二 「冷淡古人風」の「四字」の賛の「古人風」というのは、乾山その人に焦点を当てて、その「古人」(古人・故人・旧人)とは、乾山の無二の家兄・尾形光琳その人と解したい。
その上で、「冷淡」とは、「苦しんだり悩んだりしないで、『見たまま・感じたまま』を、率直に表現する」、その「古人・光琳」の「画風」に因っているという意に解したい。
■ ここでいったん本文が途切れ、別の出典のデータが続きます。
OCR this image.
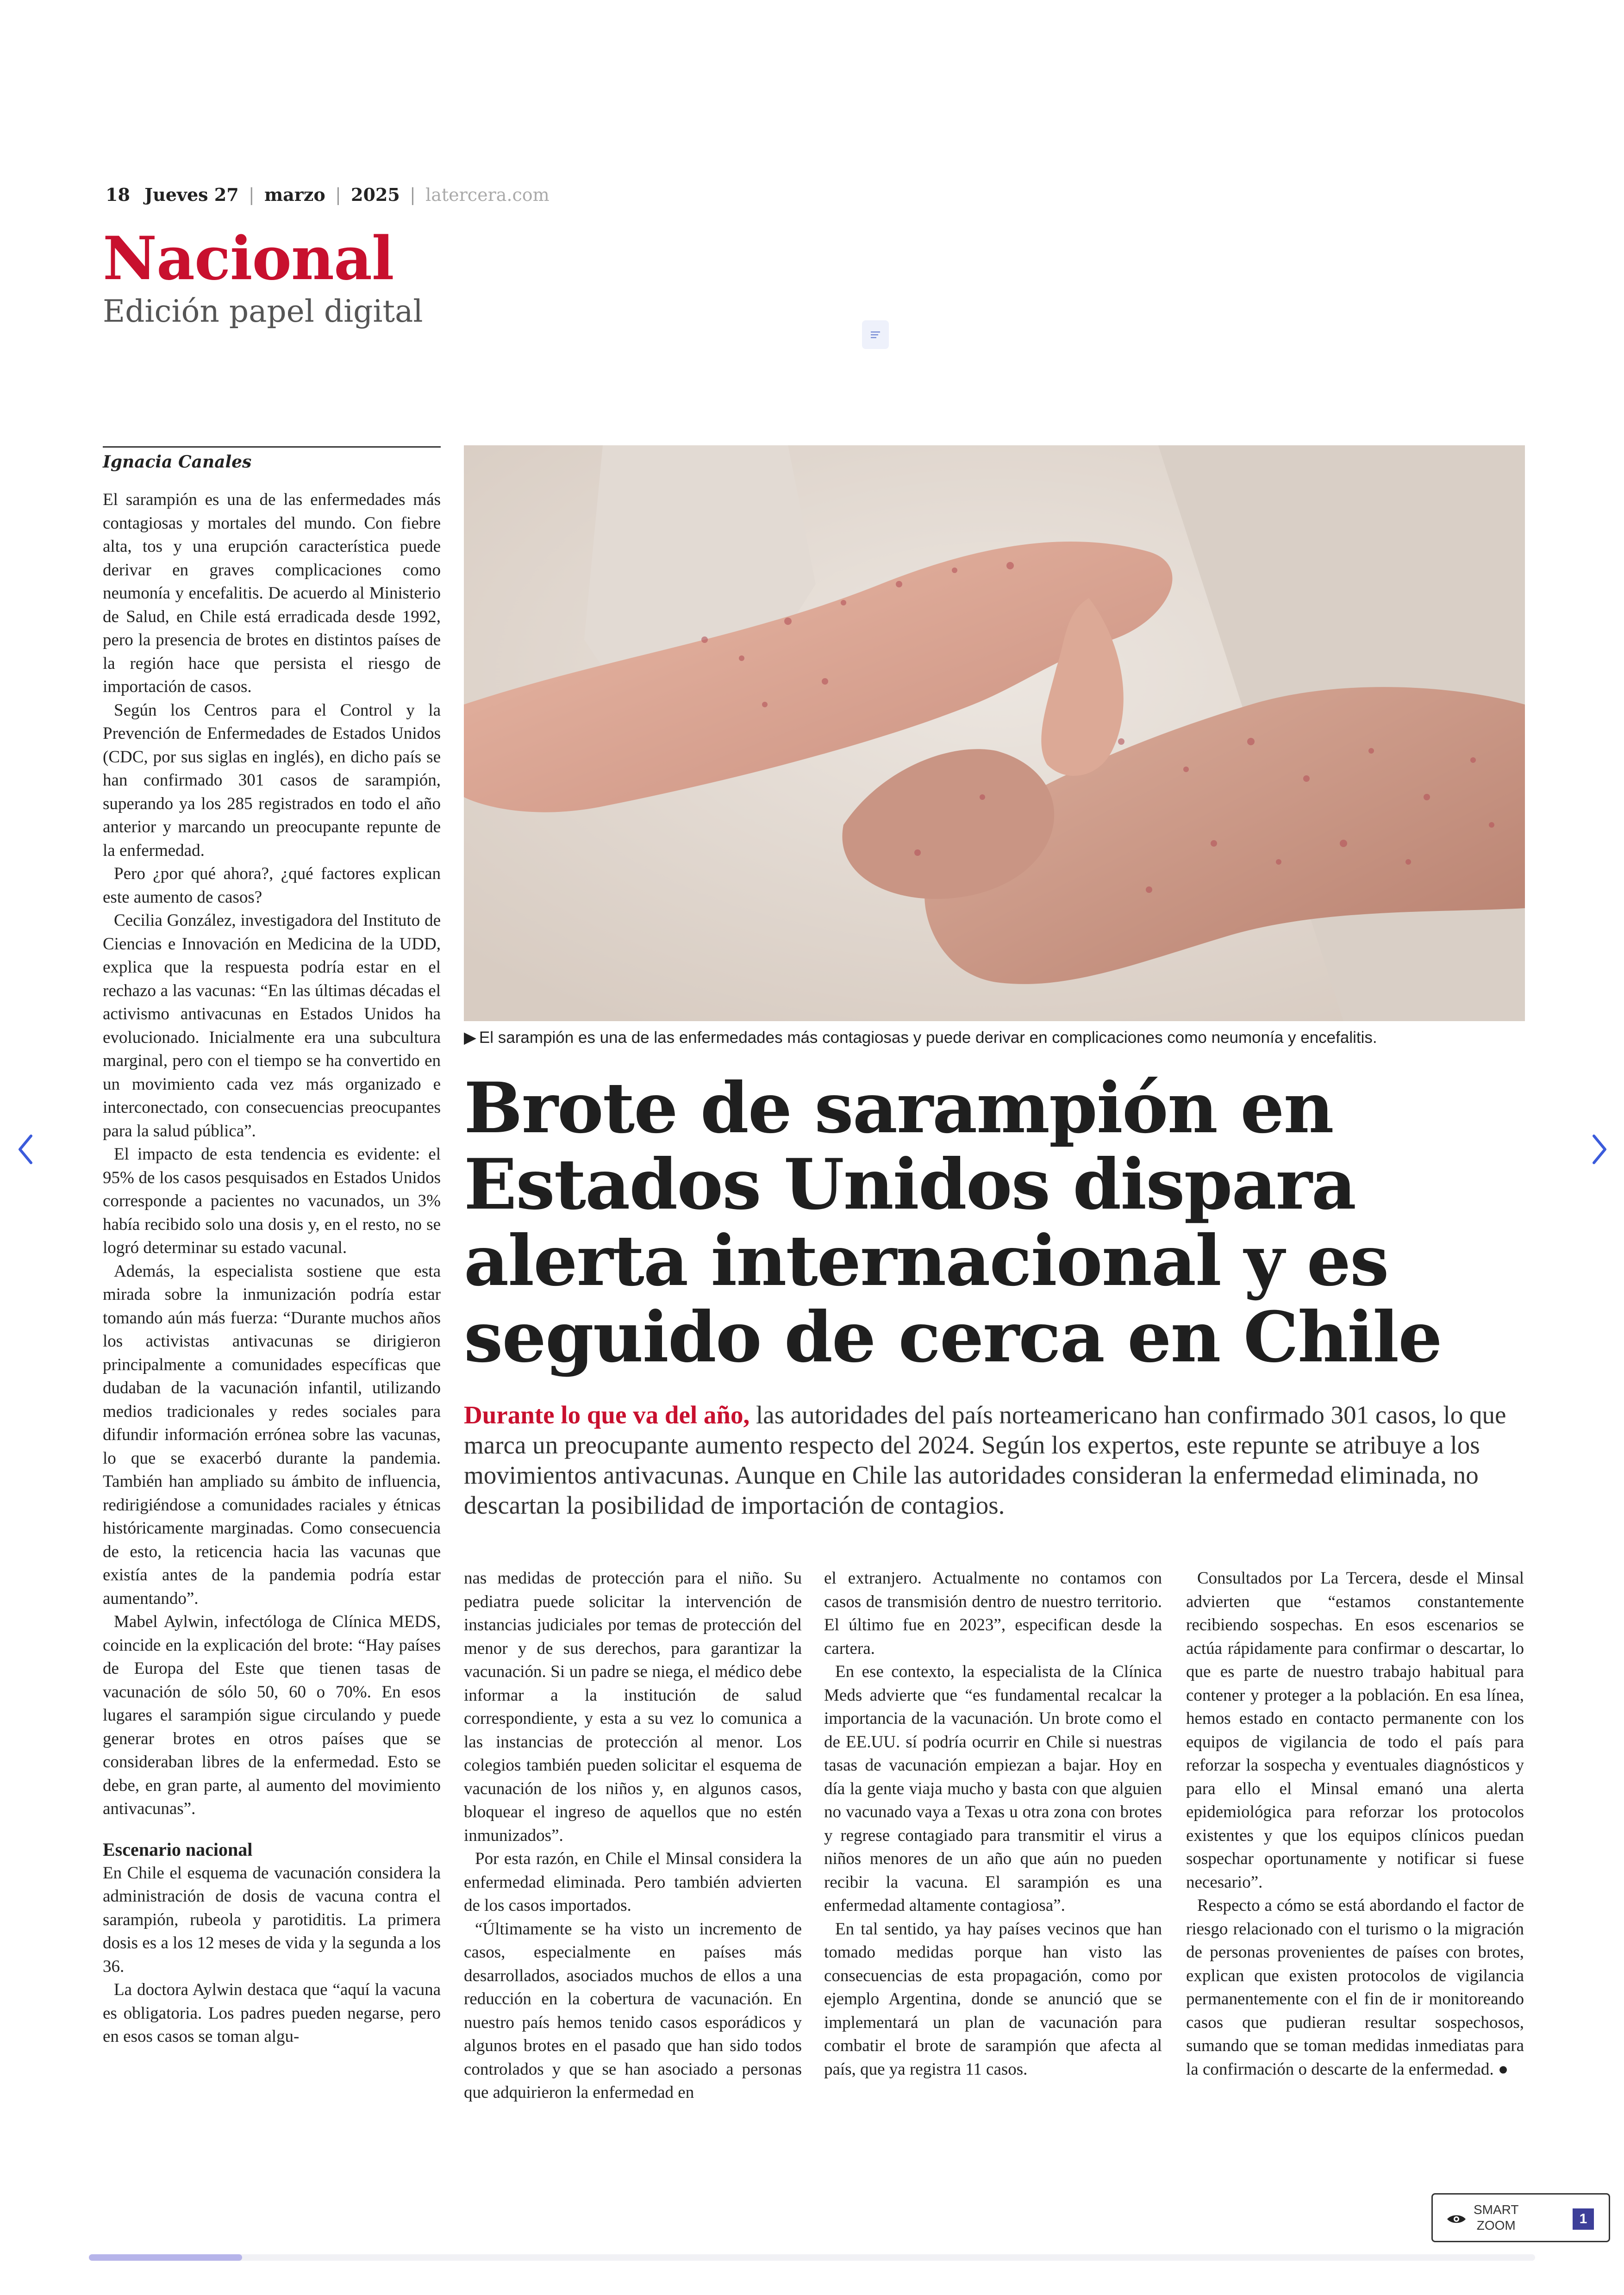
18 Jueves 27 | marzo | 2025 | latercera.com
Nacional
Edición papel digital
Ignacia Canales

El sarampión es una de las enfermedades más contagiosas y mortales del mundo. Con fiebre alta, tos y una erupción característica puede derivar en graves complicaciones como neumonía y encefalitis. De acuerdo al Ministerio de Salud, en Chile está erradicada desde 1992, pero la presencia de brotes en distintos países de la región hace que persista el riesgo de importación de casos.

Según los Centros para el Control y la Prevención de Enfermedades de Estados Unidos (CDC, por sus siglas en inglés), en dicho país se han confirmado 301 casos de sarampión, superando ya los 285 registrados en todo el año anterior y marcando un preocupante repunte de la enfermedad.

Pero ¿por qué ahora?, ¿qué factores explican este aumento de casos?

Cecilia González, investigadora del Instituto de Ciencias e Innovación en Medicina de la UDD, explica que la respuesta podría estar en el rechazo a las vacunas: “En las últimas décadas el activismo antivacunas en Estados Unidos ha evolucionado. Inicialmente era una subcultura marginal, pero con el tiempo se ha convertido en un movimiento cada vez más organizado e interconectado, con consecuencias preocupantes para la salud pública”.

El impacto de esta tendencia es evidente: el 95% de los casos pesquisados en Estados Unidos corresponde a pacientes no vacunados, un 3% había recibido solo una dosis y, en el resto, no se logró determinar su estado vacunal.

Además, la especialista sostiene que esta mirada sobre la inmunización podría estar tomando aún más fuerza: “Durante muchos años los activistas antivacunas se dirigieron principalmente a comunidades específicas que dudaban de la vacunación infantil, utilizando medios tradicionales y redes sociales para difundir información errónea sobre las vacunas, lo que se exacerbó durante la pandemia. También han ampliado su ámbito de influencia, redirigiéndose a comunidades raciales y étnicas históricamente marginadas. Como consecuencia de esto, la reticencia hacia las vacunas que existía antes de la pandemia podría estar aumentando”.

Mabel Aylwin, infectóloga de Clínica MEDS, coincide en la explicación del brote: “Hay países de Europa del Este que tienen tasas de vacunación de sólo 50, 60 o 70%. En esos lugares el sarampión sigue circulando y puede generar brotes en otros países que se consideraban libres de la enfermedad. Esto se debe, en gran parte, al aumento del movimiento antivacunas”.

Escenario nacional

En Chile el esquema de vacunación considera la administración de dosis de vacuna contra el sarampión, rubeola y parotiditis. La primera dosis es a los 12 meses de vida y la segunda a los 36.

La doctora Aylwin destaca que “aquí la vacuna es obligatoria. Los padres pueden negarse, pero en esos casos se toman algu-

▶ El sarampión es una de las enfermedades más contagiosas y puede derivar en complicaciones como neumonía y encefalitis.
Brote de sarampión en Estados Unidos dispara alerta internacional y es seguido de cerca en Chile
Durante lo que va del año, las autoridades del país norteamericano han confirmado 301 casos, lo que marca un preocupante aumento respecto del 2024. Según los expertos, este repunte se atribuye a los movimientos antivacunas. Aunque en Chile las autoridades consideran la enfermedad eliminada, no descartan la posibilidad de importación de contagios.

nas medidas de protección para el niño. Su pediatra puede solicitar la intervención de instancias judiciales por temas de protección del menor y de sus derechos, para garantizar la vacunación. Si un padre se niega, el médico debe informar a la institución de salud correspondiente, y esta a su vez lo comunica a las instancias de protección al menor. Los colegios también pueden solicitar el esquema de vacunación de los niños y, en algunos casos, bloquear el ingreso de aquellos que no estén inmunizados”.

Por esta razón, en Chile el Minsal considera la enfermedad eliminada. Pero también advierten de los casos importados.

“Últimamente se ha visto un incremento de casos, especialmente en países más desarrollados, asociados muchos de ellos a una reducción en la cobertura de vacunación. En nuestro país hemos tenido casos esporádicos y algunos brotes en el pasado que han sido todos controlados y que se han asociado a personas que adquirieron la enfermedad en

el extranjero. Actualmente no contamos con casos de transmisión dentro de nuestro territorio. El último fue en 2023”, especifican desde la cartera.

En ese contexto, la especialista de la Clínica Meds advierte que “es fundamental recalcar la importancia de la vacunación. Un brote como el de EE.UU. sí podría ocurrir en Chile si nuestras tasas de vacunación empiezan a bajar. Hoy en día la gente viaja mucho y basta con que alguien no vacunado vaya a Texas u otra zona con brotes y regrese contagiado para transmitir el virus a niños menores de un año que aún no pueden recibir la vacuna. El sarampión es una enfermedad altamente contagiosa”.

En tal sentido, ya hay países vecinos que han tomado medidas porque han visto las consecuencias de esta propagación, como por ejemplo Argentina, donde se anunció que se implementará un plan de vacunación para combatir el brote de sarampión que afecta al país, que ya registra 11 casos.

Consultados por La Tercera, desde el Minsal advierten que “estamos constantemente recibiendo sospechas. En esos escenarios se actúa rápidamente para confirmar o descartar, lo que es parte de nuestro trabajo habitual para contener y proteger a la población. En esa línea, hemos estado en contacto permanente con los equipos de vigilancia de todo el país para reforzar la sospecha y eventuales diagnósticos y para ello el Minsal emanó una alerta epidemiológica para reforzar los protocolos existentes y que los equipos clínicos puedan sospechar oportunamente y notificar si fuese necesario”.

Respecto a cómo se está abordando el factor de riesgo relacionado con el turismo o la migración de personas provenientes de países con brotes, explican que existen protocolos de vigilancia permanentemente con el fin de ir monitoreando casos que pudieran resultar sospechosos, sumando que se toman medidas inmediatas para la confirmación o descarte de la enfermedad. ●

SMART
ZOOM	1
三 ずばり、上記の乾山の「竹図」は、次の光琳画・乾山書の「銹絵竹図角皿」の光琳の画「竹図」を、見本にして、その賛のとおり、「古人風(光琳風)」に「冷(感情をたかぶらせない)・淡(かざらず)」に、描いたというのであろう。

 乾山竹二.jpg

光琳画・乾山書「銹絵竹図角皿」H-2.8 D-22 W-21.9 出光美術館蔵

http://www.miho.or.jp/booth/html/artcon/00004464.htm

この乾山の賛「雨洗娟々浄(雨娟々ト浄ヲ洗イ)/風吹細々香(風細々ト香ヲ吹ク)」は、杜甫の『杜少陵集』(巻十四)に、その由来があるようである。上記の乾山の「竹図」(掛幅)は、寛保三年(一七四二)、八十一歳の亡くなる最晩年(江戸在住)のものであるが、光琳画・乾山書「銹絵竹図角皿」は、正徳二年(一七一二、光琳、五十五歳、乾山、五十歳)、「鳴滝の乾山窯を廃し、二条寺町西入ル丁子屋町へ移り、焼物商売を始める」の、それ以前の「鳴滝時代」か、それ以降の「二条丁子屋町時代」かの、「京都時代」の作ということになる。その「京都時代」の落款は、「乾山陶隠深省」で、この「陶隠」の「陶」は、「陶工」、そして、「隠」は「隠士・隠民」(逸民・逸士)を意味しているのであろう。
 
四 光琳には、乾山の賛の「冷淡(古人風)」の水墨画がある。次の「竹虎図」などが、それに当たる。そして、この「竹虎図」の「竹」の描写も、冒頭の乾山の「竹図」と同一世界のものであろう。

光琳竹虎図.jpg

尾形光琳筆「竹虎図」 紙本墨画 28.3×39.0cm 江戸時代(18世紀) 京都国立博物館蔵 A甲539 落款「青々光琳」 印章「方祝」

http://www.kyohaku.go.jp/jp/syuzou/meihin/kinsei/item09.html

著色の花鳥図や草花図などを描く時の光琳には、どこかしら肩肘張ったように見受けられる場合があるが、墨画に関してはまことに軽妙で、親しみ易い作品が多い。その代表作品が「維摩図」と本図である。竹林を背景にちんまりと腰をおろした虎は、いたずらっ子のようなやんちゃな眼をして横を睨む。中国画の影響を受けた狩野山楽などの「龍虎図」が、強烈な力と力の対決の場面に仕上げているのに比すれば、これはもはや戯画とでも称すべき画風であって、本図が対幅であったとすれば、龍もまた愛くるしい龍であるに違いない。それにしても戯画を描くということは、画家の自由性を物語って余りある。